Let's look at Chetan's other strength. He has the ability to structure a compounded story with multiple characters woven around real life surroundings and sometimes, incidents. His first born, mostly autobiographical, had hit home with its freshness and cadence. His second, just to cash on his debut success, was born out of second hard research and third hand influences, noticeably of Hollywood flicks. The effect showed. You can't produce a halfway decent novel out of some idea that struck you upon watching Bruce Almighty. Perversely, this again sold. So, by the time of his third release, Mr.Bhagat had developed some very annoying habits.

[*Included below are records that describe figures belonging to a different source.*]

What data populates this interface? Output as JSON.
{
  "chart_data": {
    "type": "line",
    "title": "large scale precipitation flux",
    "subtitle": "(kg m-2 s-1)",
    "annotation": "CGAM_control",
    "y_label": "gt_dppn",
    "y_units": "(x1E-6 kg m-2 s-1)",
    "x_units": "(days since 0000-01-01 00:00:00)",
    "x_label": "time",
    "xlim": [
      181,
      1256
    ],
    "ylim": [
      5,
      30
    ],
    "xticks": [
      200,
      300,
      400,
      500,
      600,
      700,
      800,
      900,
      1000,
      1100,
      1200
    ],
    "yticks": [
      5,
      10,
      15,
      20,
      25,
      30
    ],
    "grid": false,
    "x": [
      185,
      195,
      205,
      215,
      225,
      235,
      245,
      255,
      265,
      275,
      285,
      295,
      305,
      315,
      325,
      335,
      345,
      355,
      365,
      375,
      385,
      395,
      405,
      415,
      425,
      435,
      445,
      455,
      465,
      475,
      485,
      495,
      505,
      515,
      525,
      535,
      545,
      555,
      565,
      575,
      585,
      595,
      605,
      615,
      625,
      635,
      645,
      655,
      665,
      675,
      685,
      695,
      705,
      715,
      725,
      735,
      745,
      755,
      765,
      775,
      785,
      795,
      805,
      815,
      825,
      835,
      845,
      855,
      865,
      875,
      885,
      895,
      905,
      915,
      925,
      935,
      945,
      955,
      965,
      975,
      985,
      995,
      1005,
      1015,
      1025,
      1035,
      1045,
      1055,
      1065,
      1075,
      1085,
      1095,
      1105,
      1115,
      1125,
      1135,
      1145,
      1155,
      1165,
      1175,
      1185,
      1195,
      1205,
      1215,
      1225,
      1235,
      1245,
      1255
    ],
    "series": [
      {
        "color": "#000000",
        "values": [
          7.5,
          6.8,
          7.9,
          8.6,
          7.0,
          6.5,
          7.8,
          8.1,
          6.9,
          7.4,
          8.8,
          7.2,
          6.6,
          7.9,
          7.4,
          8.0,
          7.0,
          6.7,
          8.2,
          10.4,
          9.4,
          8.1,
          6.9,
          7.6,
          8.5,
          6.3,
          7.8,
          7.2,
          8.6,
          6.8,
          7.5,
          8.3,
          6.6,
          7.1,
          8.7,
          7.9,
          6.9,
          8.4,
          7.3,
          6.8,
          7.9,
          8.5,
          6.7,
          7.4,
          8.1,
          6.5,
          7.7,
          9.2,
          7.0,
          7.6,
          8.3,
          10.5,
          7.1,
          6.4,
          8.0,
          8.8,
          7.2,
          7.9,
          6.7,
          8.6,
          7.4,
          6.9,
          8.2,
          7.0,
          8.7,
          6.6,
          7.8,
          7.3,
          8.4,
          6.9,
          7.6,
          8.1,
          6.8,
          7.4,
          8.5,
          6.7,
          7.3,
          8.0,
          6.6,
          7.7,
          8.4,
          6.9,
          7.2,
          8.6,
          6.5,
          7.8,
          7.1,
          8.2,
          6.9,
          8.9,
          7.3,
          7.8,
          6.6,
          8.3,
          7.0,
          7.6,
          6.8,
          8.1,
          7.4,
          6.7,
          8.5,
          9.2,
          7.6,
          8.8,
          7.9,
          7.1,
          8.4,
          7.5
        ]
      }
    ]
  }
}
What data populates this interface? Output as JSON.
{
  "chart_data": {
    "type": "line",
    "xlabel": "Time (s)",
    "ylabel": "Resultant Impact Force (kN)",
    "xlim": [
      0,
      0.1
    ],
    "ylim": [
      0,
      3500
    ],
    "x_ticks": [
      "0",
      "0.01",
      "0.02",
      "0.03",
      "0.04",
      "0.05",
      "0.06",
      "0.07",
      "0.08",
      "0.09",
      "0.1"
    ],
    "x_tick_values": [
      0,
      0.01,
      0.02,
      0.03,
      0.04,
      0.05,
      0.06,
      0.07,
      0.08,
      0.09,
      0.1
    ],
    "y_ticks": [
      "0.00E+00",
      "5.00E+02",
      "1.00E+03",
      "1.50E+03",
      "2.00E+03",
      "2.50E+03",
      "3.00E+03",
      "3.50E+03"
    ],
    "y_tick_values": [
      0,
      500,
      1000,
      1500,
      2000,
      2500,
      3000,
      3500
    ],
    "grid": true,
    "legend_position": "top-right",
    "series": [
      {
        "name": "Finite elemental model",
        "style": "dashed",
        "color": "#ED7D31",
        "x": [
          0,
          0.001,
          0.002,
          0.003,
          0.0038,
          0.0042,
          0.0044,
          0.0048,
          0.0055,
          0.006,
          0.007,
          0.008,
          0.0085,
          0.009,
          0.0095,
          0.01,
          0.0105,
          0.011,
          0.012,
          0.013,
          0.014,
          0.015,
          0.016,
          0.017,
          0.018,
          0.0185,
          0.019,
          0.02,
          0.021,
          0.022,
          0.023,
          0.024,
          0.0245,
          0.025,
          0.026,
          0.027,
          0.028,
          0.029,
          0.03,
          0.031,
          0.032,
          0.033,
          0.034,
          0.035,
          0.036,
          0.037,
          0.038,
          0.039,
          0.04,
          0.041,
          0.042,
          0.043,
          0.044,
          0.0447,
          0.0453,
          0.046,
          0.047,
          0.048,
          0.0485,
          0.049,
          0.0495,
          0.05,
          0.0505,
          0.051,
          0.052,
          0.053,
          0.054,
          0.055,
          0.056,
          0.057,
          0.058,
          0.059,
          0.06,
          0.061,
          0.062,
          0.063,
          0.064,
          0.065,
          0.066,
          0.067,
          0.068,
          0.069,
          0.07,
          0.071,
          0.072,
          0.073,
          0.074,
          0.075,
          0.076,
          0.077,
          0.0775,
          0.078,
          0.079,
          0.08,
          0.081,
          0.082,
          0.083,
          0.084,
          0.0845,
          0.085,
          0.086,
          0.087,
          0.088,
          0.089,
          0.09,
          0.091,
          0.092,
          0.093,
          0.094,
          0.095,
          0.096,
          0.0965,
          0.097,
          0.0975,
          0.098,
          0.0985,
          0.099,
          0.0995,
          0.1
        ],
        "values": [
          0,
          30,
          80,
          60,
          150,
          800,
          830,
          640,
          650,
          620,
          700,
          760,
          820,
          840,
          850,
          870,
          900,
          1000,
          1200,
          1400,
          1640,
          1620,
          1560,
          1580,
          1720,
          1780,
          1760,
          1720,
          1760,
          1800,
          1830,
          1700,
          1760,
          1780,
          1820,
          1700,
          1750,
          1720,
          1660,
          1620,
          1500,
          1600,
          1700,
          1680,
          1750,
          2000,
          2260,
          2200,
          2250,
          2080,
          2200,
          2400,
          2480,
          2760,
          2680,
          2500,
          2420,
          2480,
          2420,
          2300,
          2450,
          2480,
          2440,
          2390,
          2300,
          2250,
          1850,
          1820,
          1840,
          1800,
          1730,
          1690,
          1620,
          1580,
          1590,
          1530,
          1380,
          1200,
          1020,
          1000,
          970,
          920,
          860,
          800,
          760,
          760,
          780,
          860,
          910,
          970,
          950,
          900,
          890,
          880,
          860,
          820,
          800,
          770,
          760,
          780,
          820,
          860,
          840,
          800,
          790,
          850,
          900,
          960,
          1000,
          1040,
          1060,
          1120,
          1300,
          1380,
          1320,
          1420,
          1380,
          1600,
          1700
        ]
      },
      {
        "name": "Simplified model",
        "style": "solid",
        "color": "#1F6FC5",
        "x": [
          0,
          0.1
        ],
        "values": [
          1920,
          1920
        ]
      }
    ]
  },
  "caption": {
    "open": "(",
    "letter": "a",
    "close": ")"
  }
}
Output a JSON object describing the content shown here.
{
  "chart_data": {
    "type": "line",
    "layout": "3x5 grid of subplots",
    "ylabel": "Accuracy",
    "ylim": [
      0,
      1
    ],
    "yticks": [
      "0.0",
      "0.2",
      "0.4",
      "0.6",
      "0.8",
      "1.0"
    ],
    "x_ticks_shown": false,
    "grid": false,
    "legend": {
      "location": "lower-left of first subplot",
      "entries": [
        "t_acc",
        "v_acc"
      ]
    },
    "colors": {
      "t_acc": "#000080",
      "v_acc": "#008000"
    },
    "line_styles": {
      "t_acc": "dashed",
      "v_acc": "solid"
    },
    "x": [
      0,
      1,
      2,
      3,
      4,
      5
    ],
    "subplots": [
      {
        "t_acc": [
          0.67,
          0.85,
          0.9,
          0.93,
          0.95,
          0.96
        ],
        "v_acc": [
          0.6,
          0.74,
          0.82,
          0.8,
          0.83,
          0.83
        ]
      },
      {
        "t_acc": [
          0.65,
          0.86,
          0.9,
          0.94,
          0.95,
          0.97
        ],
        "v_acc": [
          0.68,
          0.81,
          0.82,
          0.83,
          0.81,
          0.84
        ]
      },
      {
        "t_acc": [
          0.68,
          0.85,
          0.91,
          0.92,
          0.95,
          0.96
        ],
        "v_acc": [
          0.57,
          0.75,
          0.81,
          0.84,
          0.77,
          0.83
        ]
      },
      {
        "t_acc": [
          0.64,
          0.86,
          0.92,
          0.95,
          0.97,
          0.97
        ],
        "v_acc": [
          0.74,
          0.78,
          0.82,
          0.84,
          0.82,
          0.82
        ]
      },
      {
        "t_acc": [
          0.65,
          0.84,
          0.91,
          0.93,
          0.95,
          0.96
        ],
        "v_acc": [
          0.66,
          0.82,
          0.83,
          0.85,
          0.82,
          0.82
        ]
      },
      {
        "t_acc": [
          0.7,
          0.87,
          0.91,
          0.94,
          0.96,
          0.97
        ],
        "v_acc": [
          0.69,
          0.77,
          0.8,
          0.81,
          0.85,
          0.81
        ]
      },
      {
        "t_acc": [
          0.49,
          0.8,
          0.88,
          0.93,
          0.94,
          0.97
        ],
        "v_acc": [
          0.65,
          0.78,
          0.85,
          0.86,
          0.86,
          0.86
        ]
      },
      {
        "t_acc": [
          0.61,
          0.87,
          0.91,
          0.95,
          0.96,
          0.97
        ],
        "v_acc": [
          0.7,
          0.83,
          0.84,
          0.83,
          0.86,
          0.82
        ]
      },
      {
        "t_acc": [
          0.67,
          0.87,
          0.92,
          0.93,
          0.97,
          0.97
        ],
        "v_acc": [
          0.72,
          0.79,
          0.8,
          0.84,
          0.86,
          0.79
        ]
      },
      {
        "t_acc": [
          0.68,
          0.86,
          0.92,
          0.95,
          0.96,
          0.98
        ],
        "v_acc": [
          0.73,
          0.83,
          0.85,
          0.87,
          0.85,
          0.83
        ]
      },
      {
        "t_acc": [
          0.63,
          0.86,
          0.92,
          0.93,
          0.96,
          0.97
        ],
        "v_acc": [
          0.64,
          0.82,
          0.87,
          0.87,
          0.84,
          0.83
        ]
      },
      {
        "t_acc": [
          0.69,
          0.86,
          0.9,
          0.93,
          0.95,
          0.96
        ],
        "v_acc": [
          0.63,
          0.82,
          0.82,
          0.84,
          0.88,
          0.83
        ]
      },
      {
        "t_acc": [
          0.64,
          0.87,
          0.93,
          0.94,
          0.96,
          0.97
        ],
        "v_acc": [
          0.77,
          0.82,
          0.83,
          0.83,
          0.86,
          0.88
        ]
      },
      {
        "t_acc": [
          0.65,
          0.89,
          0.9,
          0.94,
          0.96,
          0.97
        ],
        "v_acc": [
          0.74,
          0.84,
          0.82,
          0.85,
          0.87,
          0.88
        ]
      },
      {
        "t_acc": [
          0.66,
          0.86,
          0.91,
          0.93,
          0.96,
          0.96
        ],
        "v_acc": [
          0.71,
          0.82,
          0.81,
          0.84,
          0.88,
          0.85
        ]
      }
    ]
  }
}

Even though much of his storytelling is still in the autobiographical mode, he will needlessly start and end his story in first person, encounter a protagonist, and try to stitch it all into his real life. Every story will also have a happy ending, fuck probability and likelihood. Every story will have a drawn out climax which reads like more a screenplay than a book. (In fact, this time around, the finale, y'know, the felling of Kans mama with a cricket ball, was so graphic, it evoked visions of an Ekta Kapoor serial. It cried for that same zoom in, zoom out, pan right, pan left, then go negative and back to color...treatment.) To make things worse, now and then, in between workaday storytelling, he will throw in some profundity which is the written equivalent of a ceetee bajao piece of dialogue. Sample this :

A very good friend is a dangerous category with Indian girls. From here you can either make fast progress. Or, if you play it wrong, you go down to the lowest category invented by Indian women ever..the rakhi brother.

In my humble opinion, this time around, Chetan had bargained with too big a landscape to go with his inane storyline. If there is one part of India which has seen the most action during the last decade, it is Gujarat. If he had to keep in frame that time, and those events, he should not have dealt in such shallow sentiments.
Two: by the time he was shaping up for Godhra, the whole ruse of his plot had fallen into a predictability trap. Which is not a good thing for a novel which has a purported USP of pace, twists, and turns.
And three, if he is writing about a child cricket prodigy and his abilities, he has to be a little convincing in his cricket commentary. I mean, "the medium pace ball rose high on the bounce and smash! another six," or, " Ali spun as if in a dance and connected-six!" just don't cut it.